Мир рушится вокруг нас с геополитической точки зрения. Изменение климата и возрождение фашизма на Глобальном Севере — это вершина пресловутого айсберга. Мы живем в начале конца, в апокалипсисе. Мы живем во времена пламени, и умирают старые мечты: капитализм, коммунизм, индивидуализм, коллективизм.

Мы должны возлагать надежду на магию и стойкость педиков, на нашу способность разделяться и реформироваться, изобретать возможности из пепла. Я выбираю верить, что мы можем это сделать, что где-то в вихре хаоса, который мы называем будущим, для меня найдется место. Я предпочитаю верить, что мы можем оплакивать то, чем мы были раньше, и любить то, что мы есть, и чтить то, что будет дальше.

Мы можем жить и праздновать жизнь. Вместе.

Перепечатано с разрешения Надеюсь, мы выбираем любовь: записки транс-девушки с конца света Кай Ченг Тома (Arsenal Pulp Press, 2019).

Кай Ченг Том

Кай Ченг Том — писатель, исполнитель, целитель и общественный деятель из Торонто. Она является отмеченным наградами автором романа, сборника стихов, детской книги и своей последней книги, сборника эссе под названием «Надеюсь, мы выбираем любовь ».

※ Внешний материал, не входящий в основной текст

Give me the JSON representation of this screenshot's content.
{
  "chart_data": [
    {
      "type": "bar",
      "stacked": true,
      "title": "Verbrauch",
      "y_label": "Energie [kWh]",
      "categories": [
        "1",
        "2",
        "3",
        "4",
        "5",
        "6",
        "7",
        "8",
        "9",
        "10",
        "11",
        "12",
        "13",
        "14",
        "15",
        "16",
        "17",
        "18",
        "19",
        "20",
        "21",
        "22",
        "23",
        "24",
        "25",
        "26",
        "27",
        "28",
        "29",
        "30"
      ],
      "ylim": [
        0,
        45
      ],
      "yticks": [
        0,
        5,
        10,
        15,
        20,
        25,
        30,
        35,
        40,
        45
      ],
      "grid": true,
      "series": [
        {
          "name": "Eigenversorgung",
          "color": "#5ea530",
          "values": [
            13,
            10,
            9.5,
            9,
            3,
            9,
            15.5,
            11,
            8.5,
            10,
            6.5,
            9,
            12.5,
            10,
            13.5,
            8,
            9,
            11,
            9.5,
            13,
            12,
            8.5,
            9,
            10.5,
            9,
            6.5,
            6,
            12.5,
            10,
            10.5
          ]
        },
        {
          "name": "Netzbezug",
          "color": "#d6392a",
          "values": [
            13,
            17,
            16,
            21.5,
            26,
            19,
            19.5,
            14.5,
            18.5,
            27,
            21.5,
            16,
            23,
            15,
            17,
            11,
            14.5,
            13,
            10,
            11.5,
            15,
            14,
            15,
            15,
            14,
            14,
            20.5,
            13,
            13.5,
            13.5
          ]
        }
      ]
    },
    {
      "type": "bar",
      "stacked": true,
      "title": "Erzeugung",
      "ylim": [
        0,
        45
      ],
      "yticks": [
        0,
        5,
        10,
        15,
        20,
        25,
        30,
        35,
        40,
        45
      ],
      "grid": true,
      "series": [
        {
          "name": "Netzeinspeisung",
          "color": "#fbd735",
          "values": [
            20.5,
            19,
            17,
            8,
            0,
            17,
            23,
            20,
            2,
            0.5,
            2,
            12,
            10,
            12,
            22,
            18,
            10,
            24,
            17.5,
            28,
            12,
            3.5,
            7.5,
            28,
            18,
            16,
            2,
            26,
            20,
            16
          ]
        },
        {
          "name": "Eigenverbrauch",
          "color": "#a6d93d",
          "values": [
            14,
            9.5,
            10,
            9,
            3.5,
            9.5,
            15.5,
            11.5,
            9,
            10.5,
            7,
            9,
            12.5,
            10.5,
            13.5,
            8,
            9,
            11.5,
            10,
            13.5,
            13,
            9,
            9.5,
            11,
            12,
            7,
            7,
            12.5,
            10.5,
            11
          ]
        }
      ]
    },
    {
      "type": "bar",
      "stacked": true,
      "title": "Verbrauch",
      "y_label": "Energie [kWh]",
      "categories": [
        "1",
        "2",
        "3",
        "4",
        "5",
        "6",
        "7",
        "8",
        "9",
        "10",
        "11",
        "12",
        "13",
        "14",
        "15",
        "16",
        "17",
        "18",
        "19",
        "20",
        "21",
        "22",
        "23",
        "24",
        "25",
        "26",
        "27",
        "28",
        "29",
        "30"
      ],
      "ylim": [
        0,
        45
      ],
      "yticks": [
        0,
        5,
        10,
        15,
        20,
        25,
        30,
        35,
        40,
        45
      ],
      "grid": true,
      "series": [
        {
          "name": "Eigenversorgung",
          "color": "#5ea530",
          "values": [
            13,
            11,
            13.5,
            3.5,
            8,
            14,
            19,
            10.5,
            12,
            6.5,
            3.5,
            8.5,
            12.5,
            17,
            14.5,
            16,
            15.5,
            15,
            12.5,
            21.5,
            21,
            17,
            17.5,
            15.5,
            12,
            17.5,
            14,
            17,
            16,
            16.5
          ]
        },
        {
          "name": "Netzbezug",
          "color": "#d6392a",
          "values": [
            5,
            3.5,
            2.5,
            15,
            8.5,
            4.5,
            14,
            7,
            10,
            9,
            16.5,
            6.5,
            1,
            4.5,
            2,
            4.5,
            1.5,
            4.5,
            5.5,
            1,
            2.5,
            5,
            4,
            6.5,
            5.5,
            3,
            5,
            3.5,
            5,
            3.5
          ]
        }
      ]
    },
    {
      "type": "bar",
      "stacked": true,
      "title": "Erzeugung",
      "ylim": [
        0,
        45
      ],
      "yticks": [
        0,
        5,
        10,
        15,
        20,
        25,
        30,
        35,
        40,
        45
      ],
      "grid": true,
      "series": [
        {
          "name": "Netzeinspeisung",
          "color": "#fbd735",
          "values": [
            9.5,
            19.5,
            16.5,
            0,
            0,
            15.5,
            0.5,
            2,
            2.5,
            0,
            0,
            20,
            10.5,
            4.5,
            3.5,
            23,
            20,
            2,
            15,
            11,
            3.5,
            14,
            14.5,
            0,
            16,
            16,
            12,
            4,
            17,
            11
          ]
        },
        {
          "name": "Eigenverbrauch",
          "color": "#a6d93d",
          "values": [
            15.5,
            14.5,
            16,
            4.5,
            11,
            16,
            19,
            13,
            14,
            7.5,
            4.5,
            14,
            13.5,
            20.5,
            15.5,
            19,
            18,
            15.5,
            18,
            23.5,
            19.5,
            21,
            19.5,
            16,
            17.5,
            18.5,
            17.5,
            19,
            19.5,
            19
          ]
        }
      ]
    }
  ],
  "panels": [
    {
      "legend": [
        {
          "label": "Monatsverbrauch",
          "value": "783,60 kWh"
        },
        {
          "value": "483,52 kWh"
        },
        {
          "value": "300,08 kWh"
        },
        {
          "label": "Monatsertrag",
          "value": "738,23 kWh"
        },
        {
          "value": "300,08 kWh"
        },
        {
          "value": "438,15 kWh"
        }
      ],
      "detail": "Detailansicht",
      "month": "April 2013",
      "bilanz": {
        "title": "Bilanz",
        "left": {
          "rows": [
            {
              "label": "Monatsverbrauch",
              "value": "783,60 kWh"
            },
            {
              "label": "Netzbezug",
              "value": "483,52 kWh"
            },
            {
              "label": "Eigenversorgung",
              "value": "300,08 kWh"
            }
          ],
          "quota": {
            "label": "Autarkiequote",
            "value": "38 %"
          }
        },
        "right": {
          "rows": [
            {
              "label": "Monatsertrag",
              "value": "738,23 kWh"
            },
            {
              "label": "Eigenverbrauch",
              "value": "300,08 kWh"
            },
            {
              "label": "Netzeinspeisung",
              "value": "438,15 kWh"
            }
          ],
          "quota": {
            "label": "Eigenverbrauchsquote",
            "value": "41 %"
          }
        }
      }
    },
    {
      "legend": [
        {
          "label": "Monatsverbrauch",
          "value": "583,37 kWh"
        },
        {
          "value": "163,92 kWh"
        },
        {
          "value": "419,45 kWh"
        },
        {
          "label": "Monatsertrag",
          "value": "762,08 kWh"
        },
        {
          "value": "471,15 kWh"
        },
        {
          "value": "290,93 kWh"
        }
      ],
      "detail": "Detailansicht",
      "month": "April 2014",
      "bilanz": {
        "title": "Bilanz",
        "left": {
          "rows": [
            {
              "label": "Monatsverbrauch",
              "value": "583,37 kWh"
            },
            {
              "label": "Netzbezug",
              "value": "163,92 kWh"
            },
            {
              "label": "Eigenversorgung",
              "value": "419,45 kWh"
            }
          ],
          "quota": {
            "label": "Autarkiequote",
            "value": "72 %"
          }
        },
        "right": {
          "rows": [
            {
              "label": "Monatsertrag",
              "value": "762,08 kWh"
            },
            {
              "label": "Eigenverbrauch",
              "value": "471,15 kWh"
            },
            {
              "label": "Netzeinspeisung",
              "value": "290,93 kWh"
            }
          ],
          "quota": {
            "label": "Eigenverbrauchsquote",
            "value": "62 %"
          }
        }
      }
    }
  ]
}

Финансируйте журналистику, в которой мы нуждаемся сейчас

Сейчас вы нужны нам больше, чем когда-либо. В неспокойные времена крайне важно, чтобы надежные СМИ оставались доступными для всех. Вот почему мы рассчитываем на вашу поддержку, чтобы сделать нашу журналистику доступной и независимой. Проблемы, с которыми сегодня сталкивается наше общество, от дезинформации о вакцинах до политической поляризации, слишком важны для полуправды.